If you have one hour: Stop by on Sunday for one of the 30-minute food demonstrations, where you’ll get to try cheese and beer pairings, sample pumpkin cookies, or learn the subtle distinctions between rieslings. Be sure to try an authentic schnitzel from All About the Zel's or the less authentic deep-fried reuben on a stick from Neffy.
Harvest festival, wine-country style
The Sonoma County Harvest Fair (Santa Rosa, CA) gives folks with a love of festivals and a suspicion of fried food a chance to embrace their inner sophisticate. To get a feel for what the comparatively high-brow fest has to offer, it may help to know that last year’s professional food winners included a wild mushroom truffled bruschetta cream canapé and a house-cured ahi tuna salad.

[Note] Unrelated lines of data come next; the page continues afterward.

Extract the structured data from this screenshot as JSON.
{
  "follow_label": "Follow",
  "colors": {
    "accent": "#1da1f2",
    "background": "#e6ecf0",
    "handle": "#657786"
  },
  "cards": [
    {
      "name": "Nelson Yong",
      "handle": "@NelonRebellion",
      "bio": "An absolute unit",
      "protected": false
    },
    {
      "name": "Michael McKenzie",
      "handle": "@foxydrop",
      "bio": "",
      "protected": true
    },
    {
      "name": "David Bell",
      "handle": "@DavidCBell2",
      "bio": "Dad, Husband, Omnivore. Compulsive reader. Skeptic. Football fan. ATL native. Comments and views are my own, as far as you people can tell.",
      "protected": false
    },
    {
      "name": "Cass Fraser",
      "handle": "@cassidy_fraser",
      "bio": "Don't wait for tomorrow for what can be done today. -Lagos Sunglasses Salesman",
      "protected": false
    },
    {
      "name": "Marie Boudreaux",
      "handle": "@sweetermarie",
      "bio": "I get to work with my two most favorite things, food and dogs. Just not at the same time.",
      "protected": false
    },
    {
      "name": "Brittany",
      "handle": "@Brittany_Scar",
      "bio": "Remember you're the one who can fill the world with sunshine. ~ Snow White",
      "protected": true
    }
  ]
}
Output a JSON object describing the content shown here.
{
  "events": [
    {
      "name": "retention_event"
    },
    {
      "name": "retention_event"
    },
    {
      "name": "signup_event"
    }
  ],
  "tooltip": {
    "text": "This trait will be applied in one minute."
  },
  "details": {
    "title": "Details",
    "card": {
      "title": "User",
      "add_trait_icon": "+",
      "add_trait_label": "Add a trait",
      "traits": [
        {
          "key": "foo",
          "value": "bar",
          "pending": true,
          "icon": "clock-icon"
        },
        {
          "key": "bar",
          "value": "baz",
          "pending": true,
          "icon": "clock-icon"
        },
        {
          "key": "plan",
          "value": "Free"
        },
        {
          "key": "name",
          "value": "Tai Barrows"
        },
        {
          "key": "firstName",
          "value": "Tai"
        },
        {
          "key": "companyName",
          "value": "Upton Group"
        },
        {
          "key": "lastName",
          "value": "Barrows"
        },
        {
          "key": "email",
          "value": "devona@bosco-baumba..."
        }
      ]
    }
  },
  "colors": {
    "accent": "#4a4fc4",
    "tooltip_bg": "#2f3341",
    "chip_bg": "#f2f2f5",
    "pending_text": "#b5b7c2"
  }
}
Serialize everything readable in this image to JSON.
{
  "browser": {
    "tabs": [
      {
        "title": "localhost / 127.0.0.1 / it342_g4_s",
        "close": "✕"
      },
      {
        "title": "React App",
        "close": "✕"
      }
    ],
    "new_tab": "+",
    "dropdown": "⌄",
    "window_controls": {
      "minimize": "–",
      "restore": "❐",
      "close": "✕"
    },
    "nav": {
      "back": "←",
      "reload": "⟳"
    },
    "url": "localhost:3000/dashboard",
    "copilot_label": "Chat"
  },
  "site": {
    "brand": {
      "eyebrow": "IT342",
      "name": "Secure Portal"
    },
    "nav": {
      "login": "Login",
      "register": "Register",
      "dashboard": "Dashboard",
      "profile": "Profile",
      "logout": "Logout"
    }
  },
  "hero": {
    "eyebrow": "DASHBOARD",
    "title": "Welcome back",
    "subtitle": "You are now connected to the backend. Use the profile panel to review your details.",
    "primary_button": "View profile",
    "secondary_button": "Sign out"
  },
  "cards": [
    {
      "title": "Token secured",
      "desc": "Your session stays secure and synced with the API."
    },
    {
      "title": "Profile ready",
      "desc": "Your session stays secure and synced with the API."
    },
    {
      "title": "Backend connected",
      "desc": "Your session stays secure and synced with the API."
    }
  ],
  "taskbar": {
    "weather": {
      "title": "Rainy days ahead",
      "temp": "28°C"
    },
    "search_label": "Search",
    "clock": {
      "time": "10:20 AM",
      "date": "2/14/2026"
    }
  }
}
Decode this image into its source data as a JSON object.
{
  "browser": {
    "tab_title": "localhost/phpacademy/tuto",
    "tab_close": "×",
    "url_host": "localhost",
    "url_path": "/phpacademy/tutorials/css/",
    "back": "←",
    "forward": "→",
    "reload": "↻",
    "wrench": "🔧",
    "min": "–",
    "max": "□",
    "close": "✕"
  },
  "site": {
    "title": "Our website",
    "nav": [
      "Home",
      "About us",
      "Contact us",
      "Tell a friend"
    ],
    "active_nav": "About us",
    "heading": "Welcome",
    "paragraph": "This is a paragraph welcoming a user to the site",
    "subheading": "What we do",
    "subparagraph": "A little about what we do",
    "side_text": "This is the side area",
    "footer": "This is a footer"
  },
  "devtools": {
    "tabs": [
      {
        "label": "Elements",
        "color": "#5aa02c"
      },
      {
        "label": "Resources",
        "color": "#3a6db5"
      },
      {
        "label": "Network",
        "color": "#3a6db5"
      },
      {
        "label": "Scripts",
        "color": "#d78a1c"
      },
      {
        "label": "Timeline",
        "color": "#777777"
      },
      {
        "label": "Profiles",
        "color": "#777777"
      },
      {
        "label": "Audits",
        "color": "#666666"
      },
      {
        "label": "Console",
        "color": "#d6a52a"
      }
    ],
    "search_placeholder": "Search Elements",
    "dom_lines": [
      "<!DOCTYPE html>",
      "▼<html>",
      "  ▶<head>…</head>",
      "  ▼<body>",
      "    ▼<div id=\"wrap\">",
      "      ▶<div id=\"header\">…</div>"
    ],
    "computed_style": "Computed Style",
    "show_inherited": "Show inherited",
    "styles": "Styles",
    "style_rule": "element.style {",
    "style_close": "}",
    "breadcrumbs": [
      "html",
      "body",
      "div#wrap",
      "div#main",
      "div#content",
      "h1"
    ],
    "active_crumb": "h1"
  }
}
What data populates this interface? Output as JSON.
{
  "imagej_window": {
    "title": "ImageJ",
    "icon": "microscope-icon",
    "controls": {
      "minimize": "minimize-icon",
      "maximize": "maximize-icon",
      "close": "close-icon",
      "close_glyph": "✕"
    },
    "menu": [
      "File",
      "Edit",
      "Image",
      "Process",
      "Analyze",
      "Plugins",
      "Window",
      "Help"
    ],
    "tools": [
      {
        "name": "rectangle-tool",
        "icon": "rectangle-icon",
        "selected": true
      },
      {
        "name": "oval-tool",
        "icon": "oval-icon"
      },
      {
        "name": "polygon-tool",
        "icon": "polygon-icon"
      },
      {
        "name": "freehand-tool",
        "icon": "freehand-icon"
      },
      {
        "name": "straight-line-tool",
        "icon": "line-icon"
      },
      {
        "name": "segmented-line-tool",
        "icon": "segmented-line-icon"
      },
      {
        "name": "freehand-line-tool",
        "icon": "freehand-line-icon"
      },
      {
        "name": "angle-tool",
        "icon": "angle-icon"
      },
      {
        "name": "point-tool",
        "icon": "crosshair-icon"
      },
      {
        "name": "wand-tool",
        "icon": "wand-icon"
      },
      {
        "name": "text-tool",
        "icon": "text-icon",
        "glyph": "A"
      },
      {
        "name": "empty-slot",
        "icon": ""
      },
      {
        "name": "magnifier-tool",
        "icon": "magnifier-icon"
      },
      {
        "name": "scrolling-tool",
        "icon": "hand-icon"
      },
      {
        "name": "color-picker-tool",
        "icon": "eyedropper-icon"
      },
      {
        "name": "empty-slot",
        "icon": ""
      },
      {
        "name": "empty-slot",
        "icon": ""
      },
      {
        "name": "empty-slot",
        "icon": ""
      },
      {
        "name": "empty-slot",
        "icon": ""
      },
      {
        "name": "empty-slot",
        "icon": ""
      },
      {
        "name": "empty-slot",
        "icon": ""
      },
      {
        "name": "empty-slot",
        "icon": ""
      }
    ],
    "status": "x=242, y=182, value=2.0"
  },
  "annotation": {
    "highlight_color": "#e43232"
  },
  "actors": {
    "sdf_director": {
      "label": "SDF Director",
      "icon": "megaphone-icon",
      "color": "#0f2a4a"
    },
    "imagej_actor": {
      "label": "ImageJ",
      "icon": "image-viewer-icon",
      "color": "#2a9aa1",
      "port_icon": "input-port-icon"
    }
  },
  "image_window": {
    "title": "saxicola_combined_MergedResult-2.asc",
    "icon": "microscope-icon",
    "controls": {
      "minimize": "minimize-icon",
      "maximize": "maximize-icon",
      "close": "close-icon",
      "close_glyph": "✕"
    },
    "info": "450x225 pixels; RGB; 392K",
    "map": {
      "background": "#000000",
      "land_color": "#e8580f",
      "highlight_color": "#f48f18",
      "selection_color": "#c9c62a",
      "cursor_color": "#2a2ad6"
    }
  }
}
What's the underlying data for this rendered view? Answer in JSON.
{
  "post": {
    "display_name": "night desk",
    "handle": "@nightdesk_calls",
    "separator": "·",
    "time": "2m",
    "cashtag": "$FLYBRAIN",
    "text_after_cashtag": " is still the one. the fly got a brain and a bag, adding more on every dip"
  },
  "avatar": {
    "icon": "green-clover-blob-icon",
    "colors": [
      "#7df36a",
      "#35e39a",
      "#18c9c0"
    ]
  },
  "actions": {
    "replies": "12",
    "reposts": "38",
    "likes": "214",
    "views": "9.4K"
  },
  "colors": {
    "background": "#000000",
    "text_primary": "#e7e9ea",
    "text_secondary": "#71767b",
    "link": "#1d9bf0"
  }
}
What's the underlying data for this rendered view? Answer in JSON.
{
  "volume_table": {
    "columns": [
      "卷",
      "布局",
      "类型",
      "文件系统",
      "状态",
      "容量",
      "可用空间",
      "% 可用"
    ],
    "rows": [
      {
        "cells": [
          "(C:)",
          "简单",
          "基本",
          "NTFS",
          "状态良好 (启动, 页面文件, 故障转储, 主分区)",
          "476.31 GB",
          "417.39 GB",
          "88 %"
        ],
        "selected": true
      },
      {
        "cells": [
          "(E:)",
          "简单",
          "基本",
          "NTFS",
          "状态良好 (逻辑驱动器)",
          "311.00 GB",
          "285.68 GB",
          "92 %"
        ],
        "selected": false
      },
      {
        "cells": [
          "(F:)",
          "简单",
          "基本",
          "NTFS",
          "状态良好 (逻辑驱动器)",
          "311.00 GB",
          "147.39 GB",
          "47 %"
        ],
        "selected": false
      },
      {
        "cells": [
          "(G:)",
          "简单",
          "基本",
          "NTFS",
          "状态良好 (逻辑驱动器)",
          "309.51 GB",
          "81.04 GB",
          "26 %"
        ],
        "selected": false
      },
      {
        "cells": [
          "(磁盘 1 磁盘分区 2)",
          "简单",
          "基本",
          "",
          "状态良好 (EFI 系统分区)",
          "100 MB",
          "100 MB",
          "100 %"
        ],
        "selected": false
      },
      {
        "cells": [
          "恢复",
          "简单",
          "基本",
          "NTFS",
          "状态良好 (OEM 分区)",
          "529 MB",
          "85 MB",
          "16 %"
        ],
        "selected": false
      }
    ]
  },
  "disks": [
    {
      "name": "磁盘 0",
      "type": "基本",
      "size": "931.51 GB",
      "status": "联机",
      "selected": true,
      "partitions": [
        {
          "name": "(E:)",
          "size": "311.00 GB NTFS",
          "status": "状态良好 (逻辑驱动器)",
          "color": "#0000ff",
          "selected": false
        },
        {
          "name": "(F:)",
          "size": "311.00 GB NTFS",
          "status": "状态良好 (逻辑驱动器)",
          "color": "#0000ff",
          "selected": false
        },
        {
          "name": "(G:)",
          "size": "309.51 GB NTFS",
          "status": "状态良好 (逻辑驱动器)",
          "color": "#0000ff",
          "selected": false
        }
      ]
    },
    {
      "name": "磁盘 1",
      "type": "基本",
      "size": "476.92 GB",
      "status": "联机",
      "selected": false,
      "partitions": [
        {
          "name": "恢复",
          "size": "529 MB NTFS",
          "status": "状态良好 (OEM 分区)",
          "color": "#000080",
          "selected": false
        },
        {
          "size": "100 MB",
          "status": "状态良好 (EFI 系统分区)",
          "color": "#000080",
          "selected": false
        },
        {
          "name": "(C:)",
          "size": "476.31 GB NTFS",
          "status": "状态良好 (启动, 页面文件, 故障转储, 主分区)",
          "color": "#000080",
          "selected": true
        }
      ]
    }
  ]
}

If you have four hours: Head to the Tasting Pavilion for some seriously top-notch gourmet treats and chef demos. Alternately, you could give yourself a crash course in wine tasting at a seminar led by local experts before heading back to the pavilion to test your new skills on more than 500 local Sonoma County wines.
If you have one hour: Get your hands—and feet—dirty by entering the World Championship Grape Stomp. Even though competitors from around the world participate, most people just enjoy the chance to dress up like Lucy and Ethel (or Batman or a bunch of murderous grapes) and go to town.
Shuck, rattle, and roll
There are limits to how many pumpkin-spice lattes and apple fritters a person can tolerate. That’s where Wellfleet OysterFest (Wellfleet, MA) comes in. The Cape Cod festival ditches pumpkins for oysters on the half shell, quahogs, live lobsters, and conch fritters in a display of true New England bravado.
If you have four hours: Go for the gusto by sampling street snacks from the nearly 30 different raw-bar, seafood, and indie vendors. Pair Nantucket clam cakes with locally sourced conch fritters, or try out the fair–inspired fried lobster tails on a stick. Downing a bowl of fresh New England clam chowder on Cape Cod may be worth the cost of admission alone.
If you have one hour: Check out the oyster-shucking competition to see if anyone can beat the 2015 record of 24 oysters in 1 minute and 45 seconds.
Day of the Dead, Hollywood style
Now in its 17th year, Hollywood Forever Presents Día de los Muertos is a cyan- and fuchsia-splashed LA mainstay thanks to its sky-high altars and mix of authentic and whimsical costumes.
If you have four hours: Spend your time soaking in the baroque beauty of the more than 100 community-created ceremonial altars. While you’re there, take in a show by any number of Latin Grammy–nominated artists.
If you have one hour: Make like Winona Ryder in Beetlejuice and head over to the cemetery for the eye-popping spectacle that is the Aztec dancing and rituals portion of the festival.
If you only have 30 minutes: Find your way to the center of the grounds for the Procession—a ghastly spectacle filled with Calaca skeletons, impossibly ornate headdresses, and, of course, women and children in traditional calaveras makeup.
The wizard of oohs and ahhs
There’s something downright Victorian about the Adirondack Balloon Festival in Glen Falls, New York. Maybe it’s the reliance on 19th-century technology that lends the event so much charm—but probably it’s the hundreds of hot-air balloons.
If you have four hours: Commission your own balloon pilot and take to the skies while drinking in sweeping views of the surrounding mountains.
If you have one hour: Feast your eyes on the gravity-defying parade of balloons that is Walter’s Mass Ascension. More than 100 airships, including novelty-shape balloons, transform the sky into a surreal patchwork of primary colors.